Aku tahu ini salah karena menantang suami. Tidak seharusnya istri melawan suami. Namun, rasa sakit di dalam sini tidak lagi dapat aku sembunyikan. Biarlah Mas Fathan tahu kalau aku marah dengan keputusan sepihaknya itu. 

"Kamu egois, Nabila! Sudah tidak punya anak, tapi menghalangi aku untuk menikah dengan perempuan lain! Aku memenuhi syarat untuk berpoligami, sebab kamu tidak bisa memberikan aku keturunan!" Suara bariton itu meninggi beberapa oktaf. Ini pertama kali Mas Fathan membentakku. 

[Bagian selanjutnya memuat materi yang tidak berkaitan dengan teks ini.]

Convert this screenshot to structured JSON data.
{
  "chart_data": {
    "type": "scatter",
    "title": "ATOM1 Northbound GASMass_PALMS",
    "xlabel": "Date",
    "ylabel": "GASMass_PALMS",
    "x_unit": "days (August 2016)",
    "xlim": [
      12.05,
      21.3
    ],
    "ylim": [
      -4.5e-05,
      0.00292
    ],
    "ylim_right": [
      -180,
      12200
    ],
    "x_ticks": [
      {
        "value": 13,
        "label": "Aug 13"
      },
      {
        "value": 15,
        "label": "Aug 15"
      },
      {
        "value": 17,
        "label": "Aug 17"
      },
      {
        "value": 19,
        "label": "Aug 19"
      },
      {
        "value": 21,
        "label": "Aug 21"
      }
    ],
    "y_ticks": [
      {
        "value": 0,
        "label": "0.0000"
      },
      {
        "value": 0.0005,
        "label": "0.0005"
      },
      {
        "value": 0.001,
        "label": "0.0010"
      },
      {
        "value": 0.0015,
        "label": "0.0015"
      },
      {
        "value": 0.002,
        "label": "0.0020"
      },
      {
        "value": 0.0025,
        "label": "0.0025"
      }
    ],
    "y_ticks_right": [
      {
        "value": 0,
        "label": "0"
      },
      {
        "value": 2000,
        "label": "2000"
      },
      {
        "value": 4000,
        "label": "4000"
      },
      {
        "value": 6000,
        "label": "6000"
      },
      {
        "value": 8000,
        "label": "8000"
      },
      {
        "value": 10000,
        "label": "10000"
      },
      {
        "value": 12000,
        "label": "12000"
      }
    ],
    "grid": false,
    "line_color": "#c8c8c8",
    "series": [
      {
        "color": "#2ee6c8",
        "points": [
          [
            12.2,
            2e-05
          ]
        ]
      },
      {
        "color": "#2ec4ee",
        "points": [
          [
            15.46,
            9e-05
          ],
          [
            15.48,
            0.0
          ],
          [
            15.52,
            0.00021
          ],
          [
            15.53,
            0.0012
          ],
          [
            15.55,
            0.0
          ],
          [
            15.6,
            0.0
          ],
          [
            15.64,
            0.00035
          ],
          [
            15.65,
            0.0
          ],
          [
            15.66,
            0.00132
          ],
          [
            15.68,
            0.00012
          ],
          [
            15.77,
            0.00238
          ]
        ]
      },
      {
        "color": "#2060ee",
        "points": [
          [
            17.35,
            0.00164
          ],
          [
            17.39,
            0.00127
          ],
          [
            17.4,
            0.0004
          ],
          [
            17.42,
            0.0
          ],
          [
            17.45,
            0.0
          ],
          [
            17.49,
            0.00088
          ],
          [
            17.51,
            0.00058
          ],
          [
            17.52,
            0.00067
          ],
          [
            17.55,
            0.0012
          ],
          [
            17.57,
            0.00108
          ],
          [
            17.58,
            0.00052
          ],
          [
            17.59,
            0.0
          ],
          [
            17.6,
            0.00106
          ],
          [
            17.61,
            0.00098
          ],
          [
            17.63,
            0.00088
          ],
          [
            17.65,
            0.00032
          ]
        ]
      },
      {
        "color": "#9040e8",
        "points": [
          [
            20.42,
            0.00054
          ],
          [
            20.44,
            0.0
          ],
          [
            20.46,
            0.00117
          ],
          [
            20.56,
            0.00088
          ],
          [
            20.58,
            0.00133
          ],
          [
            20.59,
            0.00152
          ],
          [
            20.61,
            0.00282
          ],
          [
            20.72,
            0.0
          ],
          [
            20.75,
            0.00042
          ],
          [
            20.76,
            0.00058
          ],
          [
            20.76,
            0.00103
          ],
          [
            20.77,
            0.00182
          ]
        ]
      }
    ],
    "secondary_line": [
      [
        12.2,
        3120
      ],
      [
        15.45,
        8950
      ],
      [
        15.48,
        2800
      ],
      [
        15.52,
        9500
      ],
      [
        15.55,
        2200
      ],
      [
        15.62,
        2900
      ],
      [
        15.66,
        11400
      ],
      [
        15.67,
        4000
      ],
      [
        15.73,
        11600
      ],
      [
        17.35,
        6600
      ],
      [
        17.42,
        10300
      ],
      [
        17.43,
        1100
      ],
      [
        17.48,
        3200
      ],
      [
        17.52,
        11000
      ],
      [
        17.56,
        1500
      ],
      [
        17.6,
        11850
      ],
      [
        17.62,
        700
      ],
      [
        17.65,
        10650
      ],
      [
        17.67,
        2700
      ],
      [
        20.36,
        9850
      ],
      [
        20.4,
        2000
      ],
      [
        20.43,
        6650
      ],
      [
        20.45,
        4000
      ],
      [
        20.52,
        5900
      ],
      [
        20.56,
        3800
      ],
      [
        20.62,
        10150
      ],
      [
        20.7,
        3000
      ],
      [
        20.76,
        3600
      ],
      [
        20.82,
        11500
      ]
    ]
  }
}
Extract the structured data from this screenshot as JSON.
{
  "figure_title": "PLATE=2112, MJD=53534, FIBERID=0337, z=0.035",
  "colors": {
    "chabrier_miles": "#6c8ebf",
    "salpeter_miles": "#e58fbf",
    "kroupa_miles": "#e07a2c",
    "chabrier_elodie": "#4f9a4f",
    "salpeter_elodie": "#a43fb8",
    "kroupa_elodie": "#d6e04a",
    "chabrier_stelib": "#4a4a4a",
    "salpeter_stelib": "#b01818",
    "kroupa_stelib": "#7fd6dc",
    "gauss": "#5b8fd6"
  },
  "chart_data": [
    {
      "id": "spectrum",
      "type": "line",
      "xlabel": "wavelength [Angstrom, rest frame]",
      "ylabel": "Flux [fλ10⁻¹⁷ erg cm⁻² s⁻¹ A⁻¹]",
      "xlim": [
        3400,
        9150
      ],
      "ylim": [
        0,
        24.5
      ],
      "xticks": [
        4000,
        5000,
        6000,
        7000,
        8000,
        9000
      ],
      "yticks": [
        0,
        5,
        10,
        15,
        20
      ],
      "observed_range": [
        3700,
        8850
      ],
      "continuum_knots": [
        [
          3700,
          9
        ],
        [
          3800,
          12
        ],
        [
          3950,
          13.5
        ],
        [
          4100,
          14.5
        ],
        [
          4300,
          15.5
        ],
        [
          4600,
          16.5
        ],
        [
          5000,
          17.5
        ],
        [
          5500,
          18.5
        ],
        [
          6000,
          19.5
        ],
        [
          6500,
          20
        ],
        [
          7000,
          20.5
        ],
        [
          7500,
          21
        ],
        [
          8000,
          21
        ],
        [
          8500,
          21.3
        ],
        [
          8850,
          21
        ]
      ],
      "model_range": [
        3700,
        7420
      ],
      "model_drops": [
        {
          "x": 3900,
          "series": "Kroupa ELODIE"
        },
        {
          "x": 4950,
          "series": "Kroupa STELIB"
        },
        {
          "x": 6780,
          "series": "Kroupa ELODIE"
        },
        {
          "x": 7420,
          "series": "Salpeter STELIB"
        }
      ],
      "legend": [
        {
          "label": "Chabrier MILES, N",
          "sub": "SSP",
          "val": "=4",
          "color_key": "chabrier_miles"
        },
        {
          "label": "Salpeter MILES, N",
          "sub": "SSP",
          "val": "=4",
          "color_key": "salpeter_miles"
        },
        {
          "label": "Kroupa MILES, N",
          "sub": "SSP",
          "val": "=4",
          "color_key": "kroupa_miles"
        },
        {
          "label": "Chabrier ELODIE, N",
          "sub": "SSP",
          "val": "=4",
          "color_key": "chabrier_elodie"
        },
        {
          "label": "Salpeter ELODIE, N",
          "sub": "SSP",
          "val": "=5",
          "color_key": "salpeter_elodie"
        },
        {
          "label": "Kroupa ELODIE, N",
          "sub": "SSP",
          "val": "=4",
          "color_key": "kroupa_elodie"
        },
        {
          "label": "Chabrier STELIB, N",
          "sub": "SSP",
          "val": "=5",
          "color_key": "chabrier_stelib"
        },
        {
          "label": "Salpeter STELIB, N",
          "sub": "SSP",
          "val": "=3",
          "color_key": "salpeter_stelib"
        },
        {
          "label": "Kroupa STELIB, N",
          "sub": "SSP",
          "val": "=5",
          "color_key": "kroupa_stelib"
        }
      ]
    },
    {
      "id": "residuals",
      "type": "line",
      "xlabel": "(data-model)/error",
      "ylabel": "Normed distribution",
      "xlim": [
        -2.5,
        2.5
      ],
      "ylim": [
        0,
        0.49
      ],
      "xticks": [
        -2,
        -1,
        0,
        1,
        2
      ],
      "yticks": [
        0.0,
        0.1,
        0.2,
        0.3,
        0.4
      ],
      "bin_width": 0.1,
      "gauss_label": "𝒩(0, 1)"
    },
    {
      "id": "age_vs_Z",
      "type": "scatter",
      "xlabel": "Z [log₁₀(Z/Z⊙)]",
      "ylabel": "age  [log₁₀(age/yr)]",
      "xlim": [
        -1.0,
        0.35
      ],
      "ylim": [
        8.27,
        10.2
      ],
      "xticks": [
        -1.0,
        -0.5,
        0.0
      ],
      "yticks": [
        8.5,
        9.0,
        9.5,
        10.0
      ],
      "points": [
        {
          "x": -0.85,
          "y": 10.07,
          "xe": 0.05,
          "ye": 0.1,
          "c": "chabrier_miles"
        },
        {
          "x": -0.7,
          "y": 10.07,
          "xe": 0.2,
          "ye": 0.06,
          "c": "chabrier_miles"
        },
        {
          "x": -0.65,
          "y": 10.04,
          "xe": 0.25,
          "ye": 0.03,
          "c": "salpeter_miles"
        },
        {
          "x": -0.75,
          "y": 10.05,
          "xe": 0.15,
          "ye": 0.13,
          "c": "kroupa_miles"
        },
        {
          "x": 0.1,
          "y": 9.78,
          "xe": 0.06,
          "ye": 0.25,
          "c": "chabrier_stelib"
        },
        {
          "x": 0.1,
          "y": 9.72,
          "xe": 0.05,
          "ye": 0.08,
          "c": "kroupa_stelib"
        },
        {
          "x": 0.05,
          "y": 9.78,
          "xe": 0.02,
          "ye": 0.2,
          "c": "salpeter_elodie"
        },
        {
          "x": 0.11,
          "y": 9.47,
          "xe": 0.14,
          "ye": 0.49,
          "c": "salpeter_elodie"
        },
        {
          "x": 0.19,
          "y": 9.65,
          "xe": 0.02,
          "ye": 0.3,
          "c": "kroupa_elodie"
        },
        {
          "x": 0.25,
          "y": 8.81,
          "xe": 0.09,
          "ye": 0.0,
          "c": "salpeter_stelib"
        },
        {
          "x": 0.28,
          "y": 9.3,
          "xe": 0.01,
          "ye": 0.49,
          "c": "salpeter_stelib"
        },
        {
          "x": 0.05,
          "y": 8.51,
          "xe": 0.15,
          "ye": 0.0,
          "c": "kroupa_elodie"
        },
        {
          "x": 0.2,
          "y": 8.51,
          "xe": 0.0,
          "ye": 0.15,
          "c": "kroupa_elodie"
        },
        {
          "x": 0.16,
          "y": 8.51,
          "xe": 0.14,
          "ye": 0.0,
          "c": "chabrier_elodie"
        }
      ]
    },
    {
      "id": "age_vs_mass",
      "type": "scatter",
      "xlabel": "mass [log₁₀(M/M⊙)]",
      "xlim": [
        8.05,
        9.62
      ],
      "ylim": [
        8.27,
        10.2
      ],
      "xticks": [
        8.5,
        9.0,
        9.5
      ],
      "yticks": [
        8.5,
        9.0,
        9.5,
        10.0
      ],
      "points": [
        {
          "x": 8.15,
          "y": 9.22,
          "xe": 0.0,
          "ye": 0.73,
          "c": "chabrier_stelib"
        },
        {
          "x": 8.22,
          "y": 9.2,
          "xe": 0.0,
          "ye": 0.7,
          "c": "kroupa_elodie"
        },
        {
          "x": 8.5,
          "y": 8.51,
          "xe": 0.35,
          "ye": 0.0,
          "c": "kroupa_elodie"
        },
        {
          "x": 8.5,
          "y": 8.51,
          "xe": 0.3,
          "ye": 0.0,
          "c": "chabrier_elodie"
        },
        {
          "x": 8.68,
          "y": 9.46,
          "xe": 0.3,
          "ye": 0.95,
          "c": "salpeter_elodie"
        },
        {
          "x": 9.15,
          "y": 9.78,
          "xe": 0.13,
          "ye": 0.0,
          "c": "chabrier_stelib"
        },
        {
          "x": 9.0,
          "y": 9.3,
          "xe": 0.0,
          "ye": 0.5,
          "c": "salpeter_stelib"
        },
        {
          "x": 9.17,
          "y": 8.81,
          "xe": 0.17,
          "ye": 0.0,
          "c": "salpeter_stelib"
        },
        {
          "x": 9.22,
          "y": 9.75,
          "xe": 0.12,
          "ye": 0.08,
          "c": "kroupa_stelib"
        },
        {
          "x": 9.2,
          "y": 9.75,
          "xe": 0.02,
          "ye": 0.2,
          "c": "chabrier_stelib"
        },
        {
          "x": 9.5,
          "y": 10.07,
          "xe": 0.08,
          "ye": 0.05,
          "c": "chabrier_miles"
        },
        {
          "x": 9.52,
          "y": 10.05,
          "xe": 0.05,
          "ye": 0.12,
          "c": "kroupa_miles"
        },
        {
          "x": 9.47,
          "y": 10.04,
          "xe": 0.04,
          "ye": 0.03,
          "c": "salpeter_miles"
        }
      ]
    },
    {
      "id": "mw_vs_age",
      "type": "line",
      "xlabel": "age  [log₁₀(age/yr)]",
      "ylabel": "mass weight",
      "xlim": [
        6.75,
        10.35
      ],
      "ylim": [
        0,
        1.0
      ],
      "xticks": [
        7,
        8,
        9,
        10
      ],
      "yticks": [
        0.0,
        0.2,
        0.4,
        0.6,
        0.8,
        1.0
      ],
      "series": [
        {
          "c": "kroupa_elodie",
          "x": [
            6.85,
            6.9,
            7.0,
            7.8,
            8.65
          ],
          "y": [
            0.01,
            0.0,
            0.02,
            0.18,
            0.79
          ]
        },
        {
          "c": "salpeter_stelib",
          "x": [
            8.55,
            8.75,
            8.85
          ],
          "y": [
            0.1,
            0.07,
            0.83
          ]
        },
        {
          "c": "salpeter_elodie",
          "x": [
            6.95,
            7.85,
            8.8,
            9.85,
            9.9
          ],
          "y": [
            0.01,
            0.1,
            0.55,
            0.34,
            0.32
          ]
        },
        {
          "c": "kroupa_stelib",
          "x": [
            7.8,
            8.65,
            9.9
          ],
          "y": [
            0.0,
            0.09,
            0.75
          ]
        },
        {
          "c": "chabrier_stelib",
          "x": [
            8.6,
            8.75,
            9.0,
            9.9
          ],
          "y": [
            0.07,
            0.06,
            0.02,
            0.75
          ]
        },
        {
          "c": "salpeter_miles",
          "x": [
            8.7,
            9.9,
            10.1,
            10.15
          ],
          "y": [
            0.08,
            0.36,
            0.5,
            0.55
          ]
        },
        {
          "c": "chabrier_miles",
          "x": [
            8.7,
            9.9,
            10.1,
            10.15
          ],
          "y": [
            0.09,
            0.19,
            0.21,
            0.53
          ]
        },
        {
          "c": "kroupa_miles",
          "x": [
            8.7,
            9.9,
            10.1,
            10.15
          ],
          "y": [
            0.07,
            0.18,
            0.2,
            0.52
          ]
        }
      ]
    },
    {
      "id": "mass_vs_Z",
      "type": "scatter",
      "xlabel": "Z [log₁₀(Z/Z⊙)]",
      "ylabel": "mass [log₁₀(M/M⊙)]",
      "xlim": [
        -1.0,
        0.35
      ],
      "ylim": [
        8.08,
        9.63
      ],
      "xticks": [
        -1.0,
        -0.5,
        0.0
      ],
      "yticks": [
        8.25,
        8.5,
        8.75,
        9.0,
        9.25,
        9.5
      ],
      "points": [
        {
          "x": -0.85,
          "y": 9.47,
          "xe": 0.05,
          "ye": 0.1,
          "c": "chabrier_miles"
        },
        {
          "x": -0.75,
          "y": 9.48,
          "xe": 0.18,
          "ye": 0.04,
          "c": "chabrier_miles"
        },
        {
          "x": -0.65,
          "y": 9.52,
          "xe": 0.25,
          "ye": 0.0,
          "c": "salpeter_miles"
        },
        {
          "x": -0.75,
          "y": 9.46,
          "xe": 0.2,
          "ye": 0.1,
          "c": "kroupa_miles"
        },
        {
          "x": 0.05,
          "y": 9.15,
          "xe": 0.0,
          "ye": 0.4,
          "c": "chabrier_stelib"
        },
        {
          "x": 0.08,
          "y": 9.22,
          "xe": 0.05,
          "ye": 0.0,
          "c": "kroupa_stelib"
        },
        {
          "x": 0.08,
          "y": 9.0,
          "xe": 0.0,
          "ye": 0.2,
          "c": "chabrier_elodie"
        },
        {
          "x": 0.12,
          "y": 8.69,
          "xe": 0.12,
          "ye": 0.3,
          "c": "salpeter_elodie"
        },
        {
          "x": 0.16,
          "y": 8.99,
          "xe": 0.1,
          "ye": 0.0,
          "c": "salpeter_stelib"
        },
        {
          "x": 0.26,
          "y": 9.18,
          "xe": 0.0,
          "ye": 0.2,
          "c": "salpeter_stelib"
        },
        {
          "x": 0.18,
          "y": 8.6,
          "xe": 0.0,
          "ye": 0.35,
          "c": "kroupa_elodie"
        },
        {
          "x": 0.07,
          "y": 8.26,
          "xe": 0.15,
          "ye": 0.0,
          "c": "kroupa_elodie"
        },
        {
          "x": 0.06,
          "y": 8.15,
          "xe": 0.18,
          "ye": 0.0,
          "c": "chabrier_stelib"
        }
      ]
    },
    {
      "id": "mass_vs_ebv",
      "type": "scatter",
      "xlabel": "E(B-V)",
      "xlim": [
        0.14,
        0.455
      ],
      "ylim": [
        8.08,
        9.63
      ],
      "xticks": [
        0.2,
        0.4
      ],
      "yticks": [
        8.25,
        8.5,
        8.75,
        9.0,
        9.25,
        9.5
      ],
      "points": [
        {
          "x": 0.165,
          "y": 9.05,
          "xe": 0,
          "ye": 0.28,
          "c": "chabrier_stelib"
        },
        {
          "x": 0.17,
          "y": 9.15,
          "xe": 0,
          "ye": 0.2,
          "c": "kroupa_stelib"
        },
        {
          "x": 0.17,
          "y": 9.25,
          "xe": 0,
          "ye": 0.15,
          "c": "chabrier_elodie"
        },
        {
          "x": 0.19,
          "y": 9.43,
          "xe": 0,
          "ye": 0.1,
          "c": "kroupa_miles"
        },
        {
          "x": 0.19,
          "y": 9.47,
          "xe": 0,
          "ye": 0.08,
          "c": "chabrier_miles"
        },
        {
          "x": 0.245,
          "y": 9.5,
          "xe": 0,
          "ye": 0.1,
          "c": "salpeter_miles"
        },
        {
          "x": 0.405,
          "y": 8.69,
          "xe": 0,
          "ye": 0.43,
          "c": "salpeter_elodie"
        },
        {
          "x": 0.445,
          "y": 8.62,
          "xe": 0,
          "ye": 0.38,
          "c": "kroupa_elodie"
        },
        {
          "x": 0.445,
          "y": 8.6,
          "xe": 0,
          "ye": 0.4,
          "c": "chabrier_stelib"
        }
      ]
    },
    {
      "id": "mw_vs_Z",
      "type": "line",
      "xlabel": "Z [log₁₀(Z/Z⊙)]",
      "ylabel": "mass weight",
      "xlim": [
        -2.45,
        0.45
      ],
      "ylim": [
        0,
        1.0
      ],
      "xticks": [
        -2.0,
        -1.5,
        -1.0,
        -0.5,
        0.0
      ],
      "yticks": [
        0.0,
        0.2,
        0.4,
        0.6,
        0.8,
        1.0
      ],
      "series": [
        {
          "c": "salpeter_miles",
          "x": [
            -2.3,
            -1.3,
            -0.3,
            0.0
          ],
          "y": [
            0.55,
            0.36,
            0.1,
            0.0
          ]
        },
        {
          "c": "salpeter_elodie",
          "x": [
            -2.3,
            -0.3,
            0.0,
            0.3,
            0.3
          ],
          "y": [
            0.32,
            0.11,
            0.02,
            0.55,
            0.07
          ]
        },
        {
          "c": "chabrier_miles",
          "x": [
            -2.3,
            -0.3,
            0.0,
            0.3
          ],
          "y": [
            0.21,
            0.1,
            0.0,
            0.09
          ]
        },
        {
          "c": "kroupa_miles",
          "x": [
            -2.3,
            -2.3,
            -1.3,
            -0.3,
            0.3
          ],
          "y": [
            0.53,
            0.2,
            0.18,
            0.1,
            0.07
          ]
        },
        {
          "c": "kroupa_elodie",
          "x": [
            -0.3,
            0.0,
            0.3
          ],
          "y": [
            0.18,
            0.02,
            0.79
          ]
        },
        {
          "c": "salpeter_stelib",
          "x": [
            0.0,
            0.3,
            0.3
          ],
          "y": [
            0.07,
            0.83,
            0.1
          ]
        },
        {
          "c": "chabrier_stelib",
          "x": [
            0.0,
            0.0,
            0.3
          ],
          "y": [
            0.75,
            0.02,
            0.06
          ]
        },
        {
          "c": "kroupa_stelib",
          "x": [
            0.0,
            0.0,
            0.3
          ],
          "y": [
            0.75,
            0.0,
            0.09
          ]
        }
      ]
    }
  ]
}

Kukepalkan tangan dengan begitu kuat mendengar kata-kata Mas Fathan Darahku pun menggelegak hingga ke ubun-ubun. Bergulung-gulung gemuruh di dalam dada. Segera kurapal istighfar puluhan kali di dalam hati. Agar bisa turun kadar emosi di dalamnya.

"Kamu yakin setelah menikah lagi istri mudamu akan langsung hamil? Bagaimana Kalau dia bernasib sama denganku? Tidak bisa memberikanmu keturunan. Apa kamu juga akan menambah bini?" Tidak sedikit pun kulepaskan pandangan ini dari wajahnya. 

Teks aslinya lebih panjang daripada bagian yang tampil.